Dutch photographer Erwin Olaf has built a career out of testing the limits of public taste and free expression.

Paradise Portraits
His portfolio of provocative pictures designed to stir up debate range from scantily clad older women to lecherous clowns, orgies, a blood-soaked Princess Diana look-a-like and a semi-nude self-portrait in which Olaf wears a leather bustier.

One of the best known photographers in The Netherlands, Olaf rejects criticism that he is simply selling sensation.

"I want the world I create with my photos to be one that captures both the eye and the mind," Olaf told Reuters. "It's not just eye candy that I am creating."

Mature
The 45-year-old image artist insists he wants to force people to think harder to see the deeper meaning in his work.

"I want to challenge people with my photos. I want to change them in some way, to make them think," he said.

Olaf's Royal Blood series, which includes the Diana look-a-like picture, attempts to stir debate about public fascination with fame and violence by using blond models to portray celebrities who met a violent end.

Royal Blood

The tiara-wearing look-alike stares out at a camera in a pose not unlike those in actual portraits taken of Diana.
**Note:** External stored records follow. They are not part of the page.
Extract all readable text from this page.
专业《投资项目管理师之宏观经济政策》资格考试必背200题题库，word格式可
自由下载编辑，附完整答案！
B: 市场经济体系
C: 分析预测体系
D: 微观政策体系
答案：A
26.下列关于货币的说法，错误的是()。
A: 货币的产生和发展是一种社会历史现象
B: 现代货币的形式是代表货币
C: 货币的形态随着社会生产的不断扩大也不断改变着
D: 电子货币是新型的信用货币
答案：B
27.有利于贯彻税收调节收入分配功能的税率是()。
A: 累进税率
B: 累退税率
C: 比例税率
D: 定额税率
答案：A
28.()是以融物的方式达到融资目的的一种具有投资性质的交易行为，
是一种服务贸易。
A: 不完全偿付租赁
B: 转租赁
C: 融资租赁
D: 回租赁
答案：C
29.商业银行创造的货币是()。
But Olaf's image bears a bloody wound on her arm in which a Mercedes logo has been embedded. The Scottish Daily Record branded the photograph "a tasteless reminder" of the Paris car accident in which she died.
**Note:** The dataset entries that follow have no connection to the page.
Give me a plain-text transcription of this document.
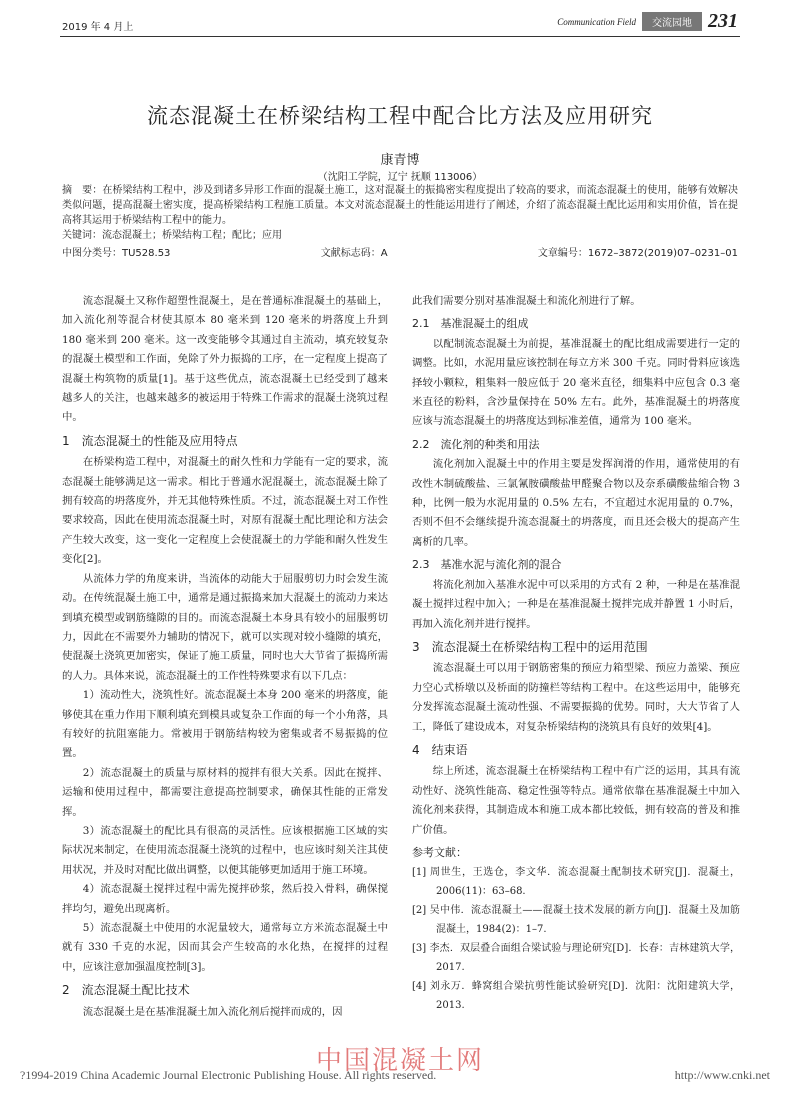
2019 年 4 月上
Communication Field	交流园地 231
流态混凝土在桥梁结构工程中配合比方法及应用研究
康青博
（沈阳工学院，辽宁 抚顺 113006）

摘　要：在桥梁结构工程中，涉及到诸多异形工作面的混凝土施工，这对混凝土的振捣密实程度提出了较高的要求，而流态混凝土的使用，能够有效解决类似问题，提高混凝土密实度，提高桥梁结构工程施工质量。本文对流态混凝土的性能运用进行了阐述，介绍了流态混凝土配比运用和实用价值，旨在提高将其运用于桥梁结构工程中的能力。

关键词：流态混凝土；桥梁结构工程；配比；应用

中图分类号：TU528.53	文献标志码：A	文章编号：1672–3872(2019)07–0231–01

流态混凝土又称作超塑性混凝土，是在普通标准混凝土的基础上，加入流化剂等混合材使其原本 80 毫米到 120 毫米的坍落度上升到 180 毫米到 200 毫米。这一改变能够令其通过自主流动，填充较复杂的混凝土模型和工作面，免除了外力振捣的工序，在一定程度上提高了混凝土构筑物的质量[1]。基于这些优点，流态混凝土已经受到了越来越多人的关注，也越来越多的被运用于特殊工作需求的混凝土浇筑过程中。

1　流态混凝土的性能及应用特点

在桥梁构造工程中，对混凝土的耐久性和力学能有一定的要求，流态混凝土能够满足这一需求。相比于普通水泥混凝土，流态混凝土除了拥有较高的坍落度外，并无其他特殊性质。不过，流态混凝土对工作性要求较高，因此在使用流态混凝土时，对原有混凝土配比理论和方法会产生较大改变，这一变化一定程度上会使混凝土的力学能和耐久性发生变化[2]。

从流体力学的角度来讲，当流体的动能大于屈服剪切力时会发生流动。在传统混凝土施工中，通常是通过振捣来加大混凝土的流动力来达到填充模型或钢筋缝隙的目的。而流态混凝土本身具有较小的屈服剪切力，因此在不需要外力辅助的情况下，就可以实现对较小缝隙的填充，使混凝土浇筑更加密实，保证了施工质量，同时也大大节省了振捣所需的人力。具体来说，流态混凝土的工作性特殊要求有以下几点：

1）流动性大，浇筑性好。流态混凝土本身 200 毫米的坍落度，能够使其在重力作用下顺利填充到模具或复杂工作面的每一个小角落，具有较好的抗阻塞能力。常被用于钢筋结构较为密集或者不易振捣的位置。

2）流态混凝土的质量与原材料的搅拌有很大关系。因此在搅拌、运输和使用过程中，都需要注意提高控制要求，确保其性能的正常发挥。

3）流态混凝土的配比具有很高的灵活性。应该根据施工区域的实际状况来制定，在使用流态混凝土浇筑的过程中，也应该时刻关注其使用状况，并及时对配比做出调整，以便其能够更加适用于施工环境。

4）流态混凝土搅拌过程中需先搅拌砂浆，然后投入骨料，确保搅拌均匀，避免出现离析。

5）流态混凝土中使用的水泥量较大，通常每立方米流态混凝土中就有 330 千克的水泥，因而其会产生较高的水化热，在搅拌的过程中，应该注意加强温度控制[3]。

2　流态混凝土配比技术

流态混凝土是在基准混凝土加入流化剂后搅拌而成的，因

此我们需要分别对基准混凝土和流化剂进行了解。

2.1　基准混凝土的组成

以配制流态混凝土为前提，基准混凝土的配比组成需要进行一定的调整。比如，水泥用量应该控制在每立方米 300 千克。同时骨料应该选择较小颗粒，粗集料一般应低于 20 毫米直径，细集料中应包含 0.3 毫米直径的粉料，含沙量保持在 50% 左右。此外，基准混凝土的坍落度应该与流态混凝土的坍落度达到标准差值，通常为 100 毫米。

2.2　流化剂的种类和用法

流化剂加入混凝土中的作用主要是发挥润滑的作用，通常使用的有改性木制硫酸盐、三氯氰胺磺酸盐甲醛聚合物以及奈系磺酸盐缩合物 3 种，比例一般为水泥用量的 0.5% 左右，不宜超过水泥用量的 0.7%，否则不但不会继续提升流态混凝土的坍落度，而且还会极大的提高产生离析的几率。

2.3　基准水泥与流化剂的混合

将流化剂加入基准水泥中可以采用的方式有 2 种，一种是在基准混凝土搅拌过程中加入；一种是在基准混凝土搅拌完成并静置 1 小时后，再加入流化剂并进行搅拌。

3　流态混凝土在桥梁结构工程中的运用范围

流态混凝土可以用于钢筋密集的预应力箱型梁、预应力盖梁、预应力空心式桥墩以及桥面的防撞栏等结构工程中。在这些运用中，能够充分发挥流态混凝土流动性强、不需要振捣的优势。同时，大大节省了人工，降低了建设成本，对复杂桥梁结构的浇筑具有良好的效果[4]。

4　结束语

综上所述，流态混凝土在桥梁结构工程中有广泛的运用，其具有流动性好、浇筑性能高、稳定性强等特点。通常依靠在基准混凝土中加入流化剂来获得，其制造成本和施工成本都比较低，拥有较高的普及和推广价值。

参考文献：
[1] 周世生，王选仓，李文华．流态混凝土配制技术研究[J]．混凝土，2006(11)：63–68.
[2] 吴中伟．流态混凝土——混凝土技术发展的新方向[J]．混凝土及加筋混凝土，1984(2)：1–7.
[3] 李杰．双层叠合面组合梁试验与理论研究[D]．长春：吉林建筑大学，2017.
[4] 刘永万．蜂窝组合梁抗剪性能试验研究[D]．沈阳：沈阳建筑大学，2013.
中国混凝土网
?1994-2019 China Academic Journal Electronic Publishing House. All rights reserved.	http://www.cnki.net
Other photos in the series include a bullet-riddled Russian Empress Alexandra, a headless Marie Antoinette, and a pair of Jacqueline Kennedy images set before and after her husband's assassination.

"Look at all the violence there is in the world. Think about the movies being made today. We worship violence. This is something we should discuss," Olaf said.

The photographs are jarring not just due to their violence, but also because Olaf's subjects are posed like fashion models, seemingly unaware of what has befallen them.

Despite criticism, Olaf -- who started out in photo journalism but found "reality kept getting in the way" -- is unrepentant.

"People don't have to like what I do. I'm happy as long as I get them to talk about the issues," he said.

Violence and free expression are the subject of another series, Paradise, the inspiration for which was a circus-themed party at Amsterdam club Paradiso.

In it a group of lecherous clowns assault young women at a party that has gone from celebration to orgy.

The photographs, with effects edited in digitally as often is the case much of Olaf's current work, are a riot of color and movement.

They are also unsettling, partly because the violence in them is not always apparent at first glance.

They are a commentary, Olaf says, on the threat to free speech in many places around the world.

"The opportunity to express ourselves in the way we want is still under attack -- even more now than in a very long time," Olaf said.

While Olaf's work has often made him a target of criticism, it has also won him a long string of big ticket advertising clients like beer maker Heineken, car maker BMW, software giant Microsoft and Finnish mobile phone manufacturer Nokia.

Photographs for them are imbued with the same wit that highlights so much of Olaf's work such as an ad for Diesel's jeans Antique Dirty Denim in which a lusty grandmother makes advances on her snoozing spouse.

But not everything Olaf has done is meant to be provocative.

He has embraced topics ranging from the mentally handicapped to Czech artist and architect Borek Sipek, one of the world's most influential contemporary designers, all the while experimenting with color, light and digital technology.

"What I do isn't about shocking people. It's about capturing the world in the way I see it," Olaf said. "That doesn't always mean I want to raise eyebrows and hear people say how daring I am."